On April 11 (before discovering our garden plot), I decided I wanted to grow sunchokes (Jerusalem artichokes) in a container. It would contain the root system, which can become invasive and take over an area. Because we’re here on a three year contract, we can’t really put roots down.

Here are the sunchokes just 17 days after putting the bulbs in soil!

Sunchokes (Jerusalem artichokes) 17 days old (April 28, 2013)

We started our own seedlings at the end of April, just as soon as we discovered we got a garden plot! So here we have the first sprouts – ya, you can’t tell what they are, but we labeled them all.

Our first tray of seedlings sprouting in early May 2013

But there was one problem. There was no way we could put these into the ground after the first frost and hope for a good crop by the end of summer. So a fellow garden club member gave us some of his tomato runts he’d nearly thrown out. We were really thankful for this! Here they are after putting them in their own pots.
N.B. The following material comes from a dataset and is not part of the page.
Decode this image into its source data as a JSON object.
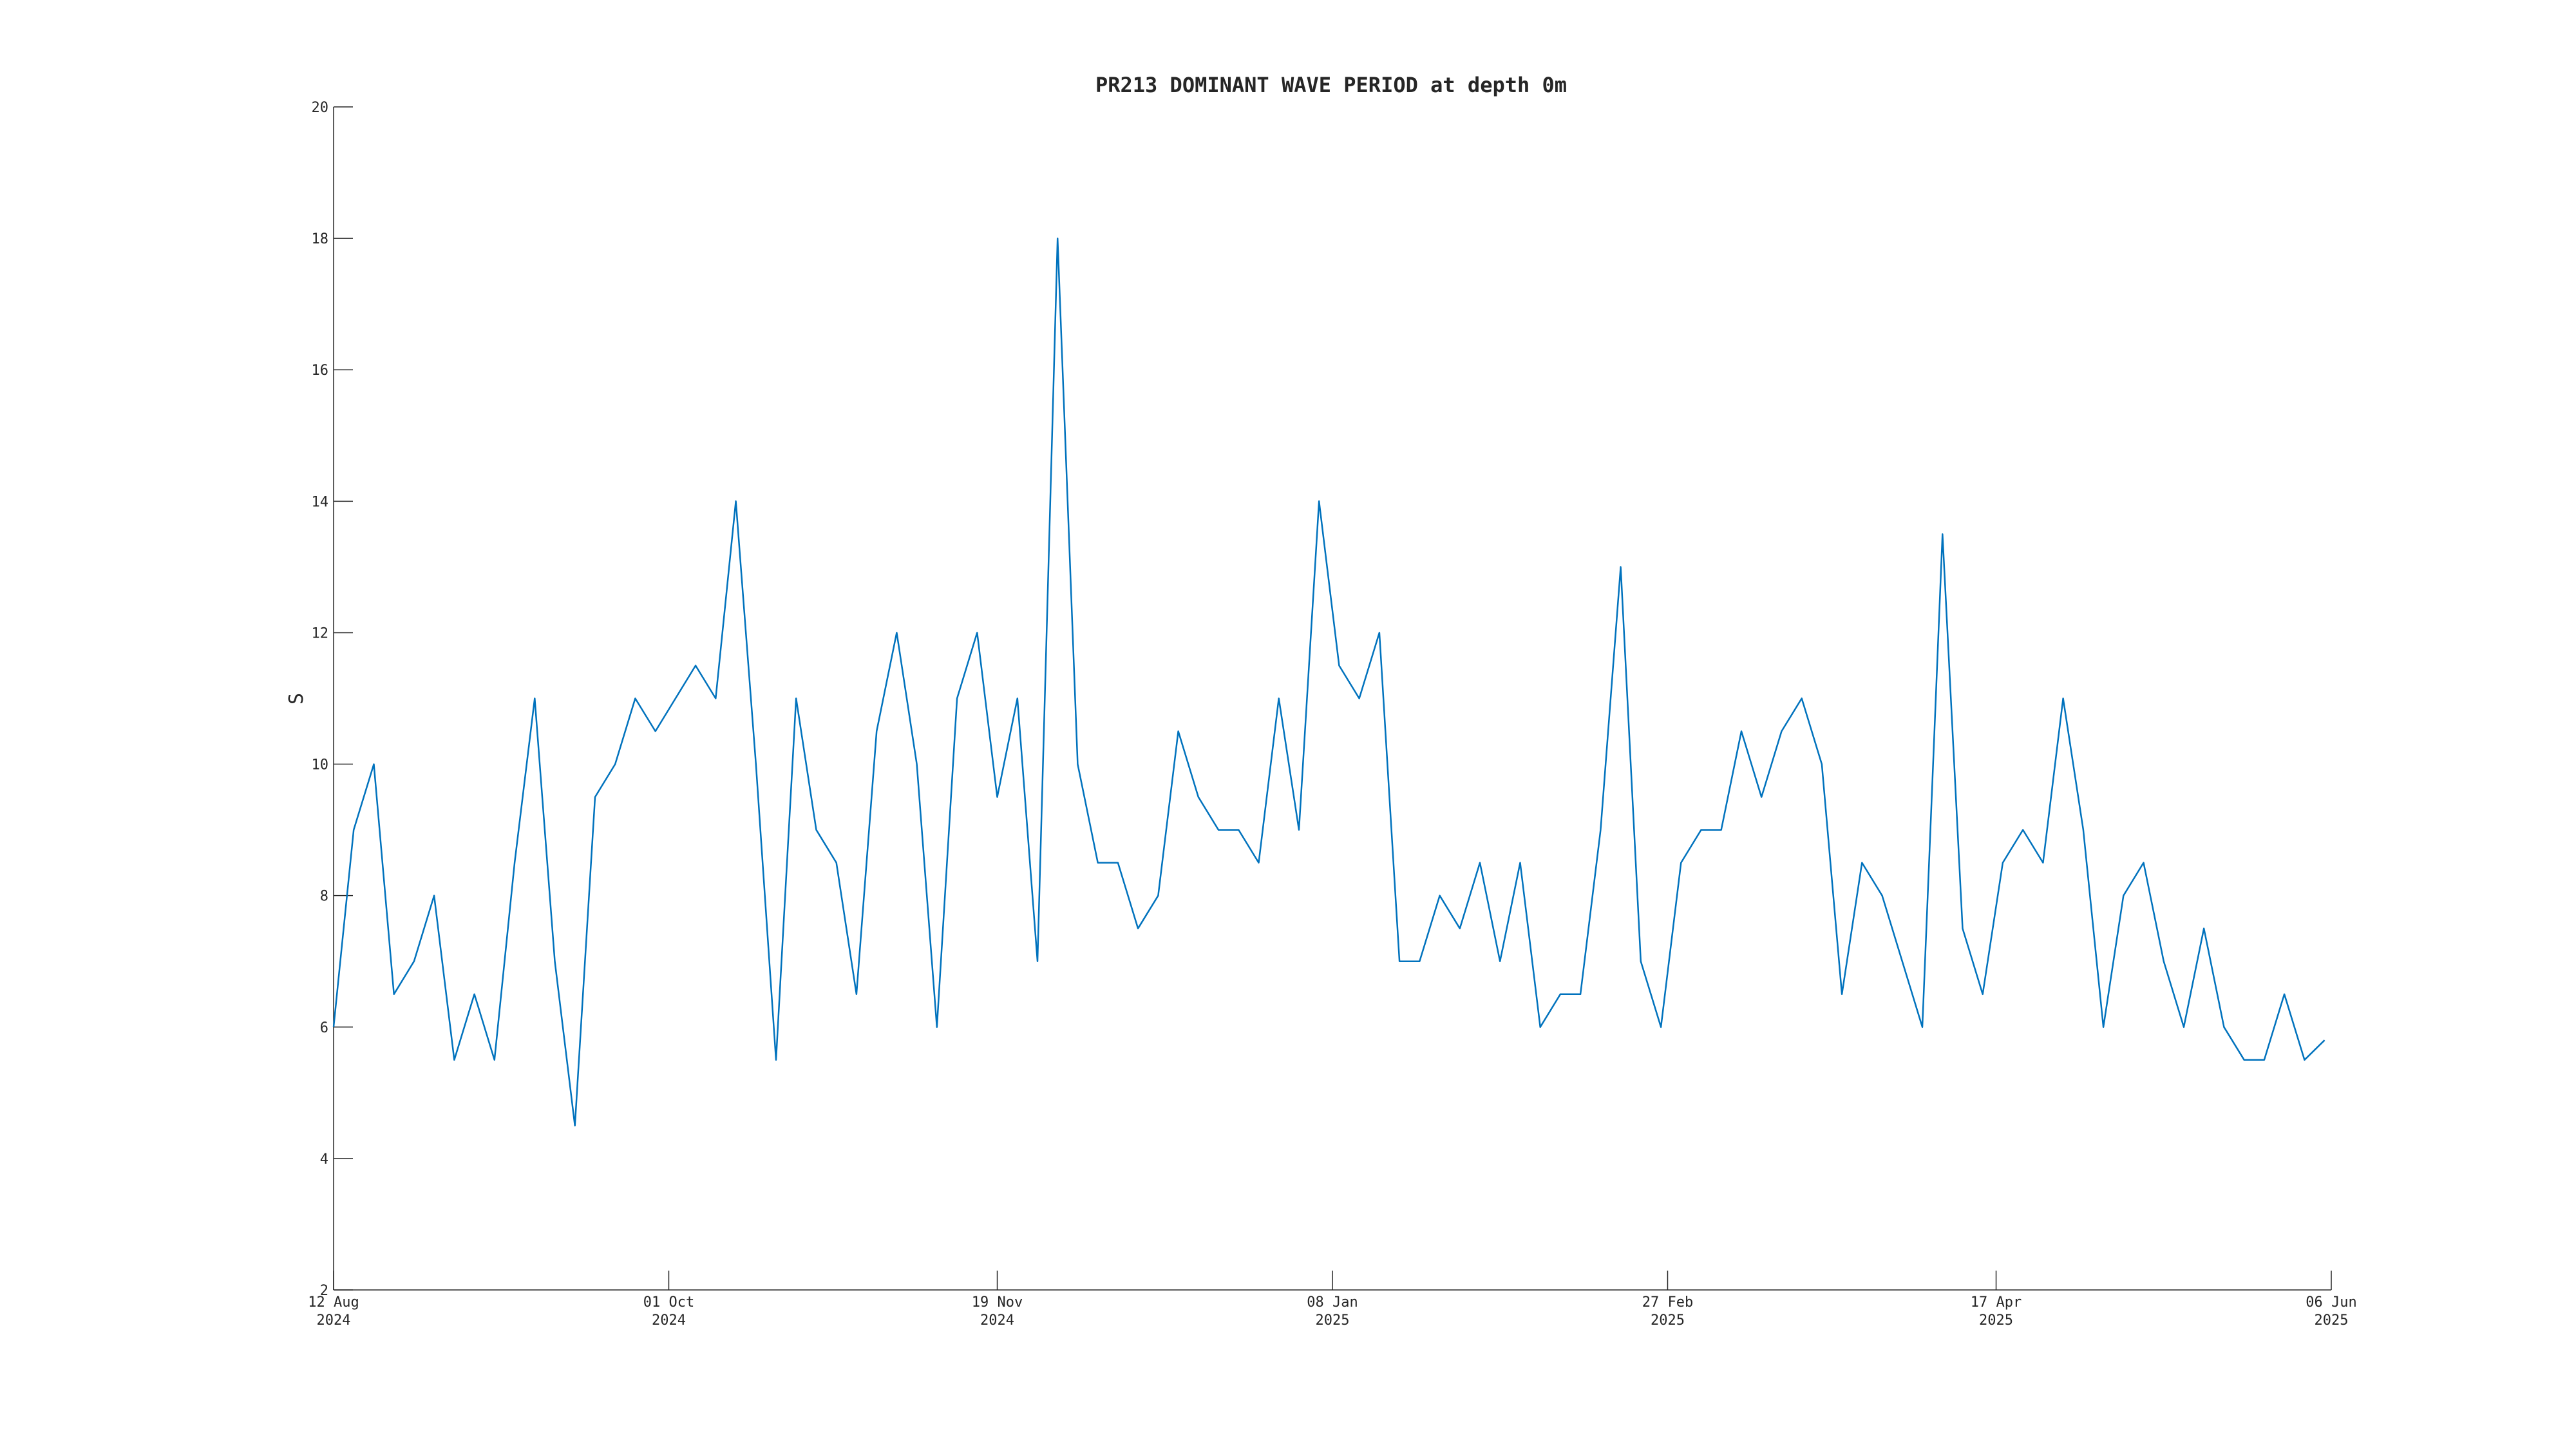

Our first tomato starts, a gift from a fellow gardener

The whole idea of starting a garden was exciting and daunting. My only hands-on experience was volunteering with the University of British Columbia “Landed Learning” children’s garden. I shared the responsibility with my young and enthusiastic partner (who always had a smile on her face!), Kelly, and 3 eager (and easily distracted) children. We had one small raised bed to cultivate and start seeds in late Winter. Check out the children’s garden at this post.

So it became one foot in front of the other, one day at a time. We’d figure out each hurdle as we crossed it. It’s become a crash course in gardening!